Feirantes aguardam obra anunciada desde 2021 e relatam abandono, problemas estruturais e queda nas vendas
A reforma da Feira Municipal do Santo Antônio transformou-se em uma promessa que atravessa as gestões de David Almeida e Renato Junior sem que os trabalhadores tenham recebido uma solução definitiva.
Segundo cobranças feitas na Câmara Municipal de Manaus, a revitalização foi anunciada ainda em novembro de 2021, quando Renato Junior comandava a Secretaria Municipal de Agricultura, Abastecimento, Centro e Comércio Informal.
Após um incêndio atingir a feira em dezembro de 2023 e destruir 18 boxes, um novo anúncio indicou que os serviços seriam iniciados imediatamente, com previsão de entrega em maio de 2024. A obra, entretanto, não havia sido iniciada até abril de 2026, conforme denúncia apresentada pelo vereador Rodrigo Guedes.
Os problemas acumulados afetam diretamente os permissionários. Feirantes relatam falta de manutenção, condições estruturais inadequadas e redução no movimento de clientes. A situação compromete a renda de famílias que dependem diariamente do comércio no local.
Recursos indicados
Em janeiro de 2026, foi anunciada a destinação de R$ 2,244 milhões em emenda parlamentar para a reforma da feira. O montante era R$ 544 mil superior ao valor que teria sido solicitado inicialmente para a execução dos serviços.

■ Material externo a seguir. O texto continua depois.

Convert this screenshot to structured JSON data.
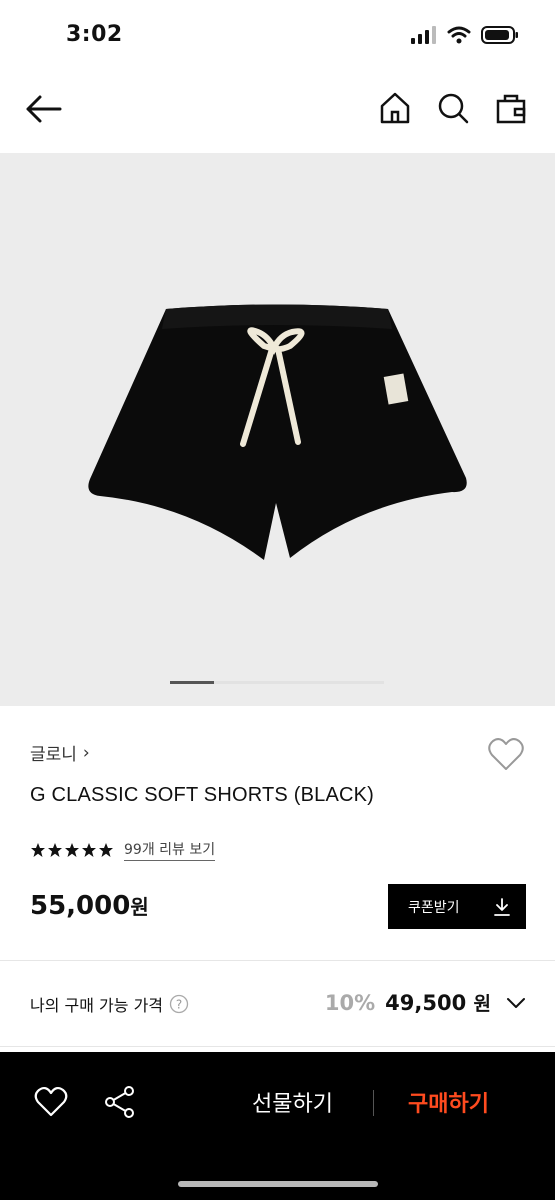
{
  "status_bar": {
    "time": "3:02"
  },
  "icons": {
    "back": "arrow-left-icon",
    "home": "home-icon",
    "search": "search-icon",
    "cart": "shopping-bag-icon",
    "wish": "heart-icon",
    "share": "share-icon",
    "download": "download-icon",
    "help": "question-icon",
    "expand": "chevron-down-icon"
  },
  "product": {
    "brand": "글로니",
    "brand_chevron": "›",
    "name": "G CLASSIC SOFT SHORTS (BLACK)",
    "rating_stars": 5,
    "review_link": "99개 리뷰 보기",
    "price": "55,000",
    "price_unit": "원",
    "carousel_position": 1,
    "image_alt": "black shorts"
  },
  "coupon": {
    "label": "쿠폰받기"
  },
  "my_price": {
    "label": "나의 구매 가능 가격",
    "help": "?",
    "discount": "10%",
    "price": "49,500",
    "unit": "원"
  },
  "bottom_bar": {
    "gift_label": "선물하기",
    "buy_label": "구매하기"
  },
  "colors": {
    "buy_accent": "#ff4b1f",
    "bottom_bar_bg": "#000000",
    "image_bg": "#ececec",
    "discount": "#aaaaaa"
  }
}
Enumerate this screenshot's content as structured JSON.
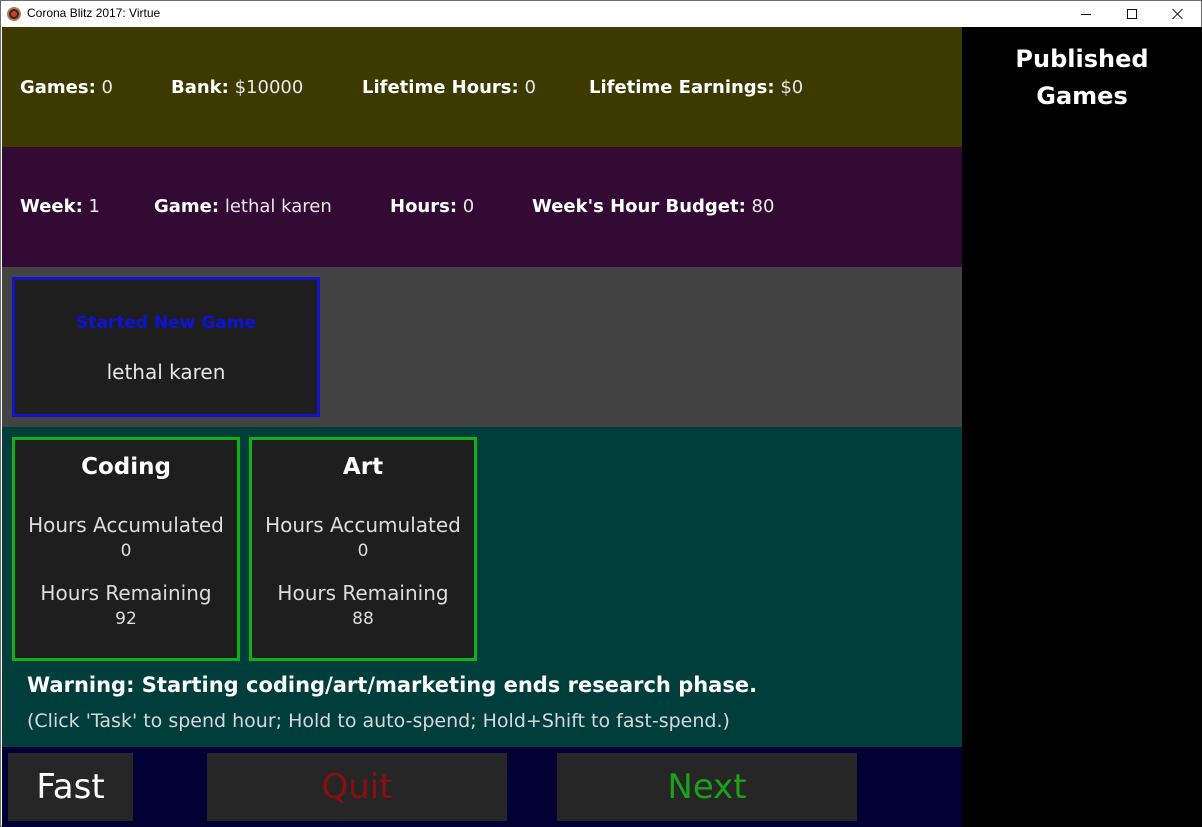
{
  "window": {
    "title": "Corona Blitz 2017: Virtue"
  },
  "stats": {
    "games_label": "Games:",
    "games_value": "0",
    "bank_label": "Bank:",
    "bank_value": "$10000",
    "lifetime_hours_label": "Lifetime Hours:",
    "lifetime_hours_value": "0",
    "lifetime_earnings_label": "Lifetime Earnings:",
    "lifetime_earnings_value": "$0"
  },
  "week": {
    "week_label": "Week:",
    "week_value": "1",
    "game_label": "Game:",
    "game_value": "lethal karen",
    "hours_label": "Hours:",
    "hours_value": "0",
    "budget_label": "Week's Hour Budget:",
    "budget_value": "80"
  },
  "event": {
    "title": "Started New Game",
    "subtitle": "lethal karen"
  },
  "tasks": [
    {
      "name": "Coding",
      "accumulated_label": "Hours Accumulated",
      "accumulated_value": "0",
      "remaining_label": "Hours Remaining",
      "remaining_value": "92"
    },
    {
      "name": "Art",
      "accumulated_label": "Hours Accumulated",
      "accumulated_value": "0",
      "remaining_label": "Hours Remaining",
      "remaining_value": "88"
    }
  ],
  "messages": {
    "warning": "Warning: Starting coding/art/marketing ends research phase.",
    "hint": "(Click 'Task' to spend hour; Hold to auto-spend; Hold+Shift to fast-spend.)"
  },
  "buttons": {
    "fast": "Fast",
    "quit": "Quit",
    "next": "Next"
  },
  "sidebar": {
    "title": "Published\nGames"
  },
  "colors": {
    "stats_bg": "#3c3a00",
    "week_bg": "#320a33",
    "event_bg": "#434343",
    "task_bg": "#003e3c",
    "bottom_bg": "#000033",
    "event_border": "#1313c8",
    "task_border": "#10b01d",
    "quit_text": "#8c0f0f",
    "next_text": "#1aa01a"
  }
}
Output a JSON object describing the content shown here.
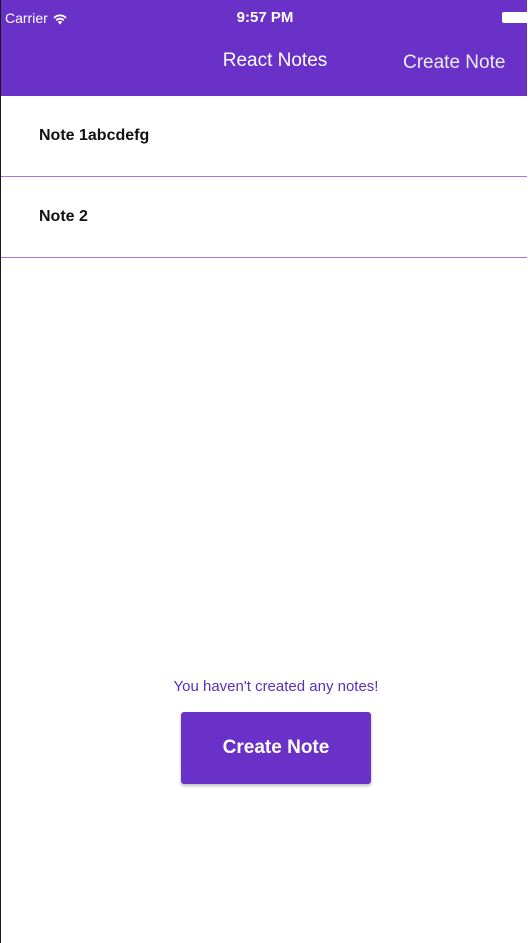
{
  "status_bar": {
    "carrier": "Carrier",
    "time": "9:57 PM",
    "wifi_icon": "wifi-icon",
    "battery_icon": "battery-icon"
  },
  "nav": {
    "title": "React Notes",
    "action_label": "Create Note"
  },
  "notes": [
    {
      "title": "Note 1abcdefg"
    },
    {
      "title": "Note 2"
    }
  ],
  "empty_state": {
    "message": "You haven't created any notes!",
    "button_label": "Create Note"
  },
  "colors": {
    "accent": "#6a31c8",
    "divider": "#9d7be0",
    "message_text": "#5a30b8"
  }
}
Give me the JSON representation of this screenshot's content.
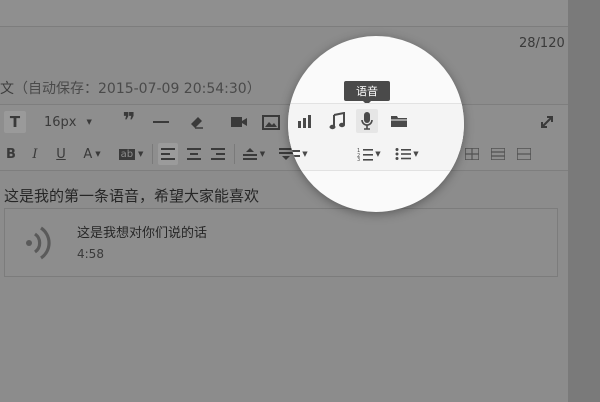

Mesmo com os anúncios e os recursos indicados, os comerciantes continuam cobrando um cronograma público, transparência sobre o projeto e o começo efetivo da revitalização.
A administração municipal afirma que vem executando um programa de recuperação das feiras e mercados de Manaus. Em julho de 2026, informou ter reformado 33 espaços e prometeu alcançar todas as unidades até o final do atual mandato.
Na Feira do Santo Antônio, porém, a demora mantém os trabalhadores diante do mesmo cenário. Entre promessas, prazos não cumpridos e novos anúncios, os feirantes aguardam uma obra discutida há aproximadamente cinco anos.